Kulturelle Missverständnisse in Frankens Amtsstuben

11.4.2014, 06:00 Uhr
Kulturelle Missverständnisse in Frankens Amtsstuben

© mp plus

Ein Mann mit ausländischem Aussehen betritt die Behörde. Er wendet sich mit seinem Problem an die junge Mitarbeiterin. Die will sich kulturell korrekt verhalten - und gibt dem Mann lieber nicht die Hand zur Begrüßung. Das sei in seinem Herkunftsland nicht üblich, hat sie gehört. Der Mann lebt aber schon lange in Nürnberg, schüttelt durchaus weibliche Hände und empfindet ihr Verhalten als unhöflich. Sie wiederum versteht seine Reaktion nicht. Eine gute Voraussetzung, sein Anliegen zu klären? Keinesfalls.

Trotzdem kommen solche Missverständnisse, wie dieser reale Fall, häufig vor. „Interkulturelle Situationen sind im Behördenalltag die Regel, nicht die Ausnahme“, erklärt Michael Greißel. Er arbeitet als Trainer für interkulturelle Kompetenz mit dem Ziel, solche zwischenmenschlichen Zündsätze für Konflikte zu entschärfen. In Workshops sensibilisiert er Mitarbeiter der verschiedenen Ämter und Behörden; sie sollen aus dem „wir und die anderen“-Denken herauskommen.

Konkret heißt das: „Es geht nicht darum zu lernen, wie ich nun mit ,den Türken‘ oder ,den Albanern‘ umgehe - sondern darum, zu erkennen, welcher Mensch da vor mir steht“, sagt Greißel. Lebt er oder sie schon lange hier? In welcher Lage befindet sich die Person? Was ist ihr Problem? Auch sollen die Teilnehmer lernen, wie es sich anfühlt, „fremd zu sein“ - um so Verständnis für die andere Seite zu wecken.

Ein Nachteil ist laut Greißel die Tatsache, dass in den kommunalen Verwaltungen nur wenige Fachkräfte ausländischer Herkunft tätig sind - nur rund zehn Prozent. Ein ähnliches Bild zeichnet sich auch im Schulwesen ab. Doch das soll sich ändern. Mit dem Programm zur interkulturellen Öffnung der Kommunen (Pik) wollen die Städte die Willkommenskultur Realität werden lassen.

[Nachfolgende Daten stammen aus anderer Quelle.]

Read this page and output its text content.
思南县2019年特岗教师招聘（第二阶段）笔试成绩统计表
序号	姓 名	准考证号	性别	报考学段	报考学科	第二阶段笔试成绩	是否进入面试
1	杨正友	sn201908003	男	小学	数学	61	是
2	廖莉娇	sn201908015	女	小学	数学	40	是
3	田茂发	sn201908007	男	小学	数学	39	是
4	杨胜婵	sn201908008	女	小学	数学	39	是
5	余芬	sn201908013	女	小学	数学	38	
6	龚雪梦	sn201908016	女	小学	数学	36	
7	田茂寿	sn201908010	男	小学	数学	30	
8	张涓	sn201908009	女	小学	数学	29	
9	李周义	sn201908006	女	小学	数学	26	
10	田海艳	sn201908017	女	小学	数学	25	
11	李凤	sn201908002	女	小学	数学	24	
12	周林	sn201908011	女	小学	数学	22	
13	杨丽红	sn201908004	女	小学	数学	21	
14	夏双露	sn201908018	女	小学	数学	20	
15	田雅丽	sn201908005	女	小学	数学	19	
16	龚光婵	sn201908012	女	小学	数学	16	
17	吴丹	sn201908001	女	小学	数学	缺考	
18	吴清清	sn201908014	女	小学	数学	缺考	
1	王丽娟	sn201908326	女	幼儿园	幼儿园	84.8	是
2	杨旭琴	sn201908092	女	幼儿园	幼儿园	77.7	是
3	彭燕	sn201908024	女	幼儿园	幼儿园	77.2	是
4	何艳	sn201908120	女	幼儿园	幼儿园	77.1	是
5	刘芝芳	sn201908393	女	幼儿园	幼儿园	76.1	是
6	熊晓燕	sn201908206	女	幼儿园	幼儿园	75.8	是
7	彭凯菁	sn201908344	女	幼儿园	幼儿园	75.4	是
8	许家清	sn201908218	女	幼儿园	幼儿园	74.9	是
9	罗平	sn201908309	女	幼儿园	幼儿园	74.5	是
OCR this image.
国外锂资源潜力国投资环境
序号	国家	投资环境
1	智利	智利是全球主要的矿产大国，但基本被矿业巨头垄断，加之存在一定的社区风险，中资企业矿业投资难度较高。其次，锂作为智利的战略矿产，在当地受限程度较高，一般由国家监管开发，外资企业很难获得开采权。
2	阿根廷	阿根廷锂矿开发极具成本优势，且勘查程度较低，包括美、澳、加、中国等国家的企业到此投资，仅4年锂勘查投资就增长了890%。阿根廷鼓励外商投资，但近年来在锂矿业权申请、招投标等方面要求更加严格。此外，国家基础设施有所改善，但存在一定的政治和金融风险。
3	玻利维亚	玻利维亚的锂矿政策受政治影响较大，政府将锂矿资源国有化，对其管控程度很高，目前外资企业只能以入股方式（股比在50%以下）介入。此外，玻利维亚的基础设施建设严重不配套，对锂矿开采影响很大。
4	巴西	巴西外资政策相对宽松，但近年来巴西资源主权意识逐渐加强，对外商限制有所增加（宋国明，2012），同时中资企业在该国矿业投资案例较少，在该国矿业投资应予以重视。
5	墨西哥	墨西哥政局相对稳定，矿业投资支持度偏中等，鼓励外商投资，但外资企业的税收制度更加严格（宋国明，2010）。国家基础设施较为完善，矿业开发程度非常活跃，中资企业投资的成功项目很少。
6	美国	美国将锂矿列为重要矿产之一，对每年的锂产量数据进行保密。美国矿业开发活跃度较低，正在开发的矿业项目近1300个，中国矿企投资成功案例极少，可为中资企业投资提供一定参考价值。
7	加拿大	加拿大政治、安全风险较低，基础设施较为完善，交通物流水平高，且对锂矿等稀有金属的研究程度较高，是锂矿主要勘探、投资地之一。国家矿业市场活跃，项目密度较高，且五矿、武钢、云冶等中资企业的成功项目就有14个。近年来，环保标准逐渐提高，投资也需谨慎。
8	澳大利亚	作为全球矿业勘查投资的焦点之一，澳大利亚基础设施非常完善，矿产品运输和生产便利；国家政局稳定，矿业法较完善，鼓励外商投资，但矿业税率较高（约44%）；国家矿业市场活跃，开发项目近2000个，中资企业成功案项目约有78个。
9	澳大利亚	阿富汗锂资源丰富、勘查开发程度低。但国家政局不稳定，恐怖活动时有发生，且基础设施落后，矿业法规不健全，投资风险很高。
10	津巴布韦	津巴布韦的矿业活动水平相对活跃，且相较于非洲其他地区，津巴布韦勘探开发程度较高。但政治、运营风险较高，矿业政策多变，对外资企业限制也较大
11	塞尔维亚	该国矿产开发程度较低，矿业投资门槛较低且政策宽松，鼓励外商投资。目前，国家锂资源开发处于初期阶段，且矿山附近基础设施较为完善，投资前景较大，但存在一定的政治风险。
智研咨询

Menschliche Trennlinie soll fallen

Seit zwei Jahren läuft Pik bereits, Greißels Workshops, die durch alle Ebenen, von Nachwuchs- bis zu Führungskräften stark nachgefragt werden, sind ein Teil davon. Statt der ursprünglich geplanten 180 Personen wird die Teilnehmerzahl wohl bald bei 360 liegen.

Was Greißel besonders freut: Nicht nur die naheliegenden Behörden, wie das Ausländeramt, nehmen teil, sondern beispielsweise auch Ordnungsämter oder Bauordnungsbehörden. Mit speziellen Berufsporträt-Videos wollen die Kommunen außerdem um Azubis mit Migrationshintergrund werben. Finanziert wird Pik durch das Bundesprogramm Xenos und den Europäischen Sozialfonds, die Organisation liegt in den Händen der mp plus GmbH, für die Greißel tätig ist.

Doch kompetentes Personal ist für Erlangen nur eine Seite der Medaille: Die Hugenottenstadt geht die Willkommenskultur zudem baulich an. Das Stockwerk, in dem sich die Ausländerbehörde befindet, soll offener und gemütlicher werden. Ein Konzept ist in Arbeit, Anfang 2015 soll es dem Stadtrat vorgelegt werden. Die typischen Thresen sind schon jetzt aus einem der Zimmer verschwunden.

„So entfällt nicht nur eine räumliche Trennlinie zwischen Behördenmitarbeiter und Besucher, sondern auch eine menschliche“, erklärt Bürgermeisterin Elisabeth Preuß. Abgesegnet hat der Stadtrat bereits einen Bonus für mehrsprachige Bewerber bei der Personalauswahl.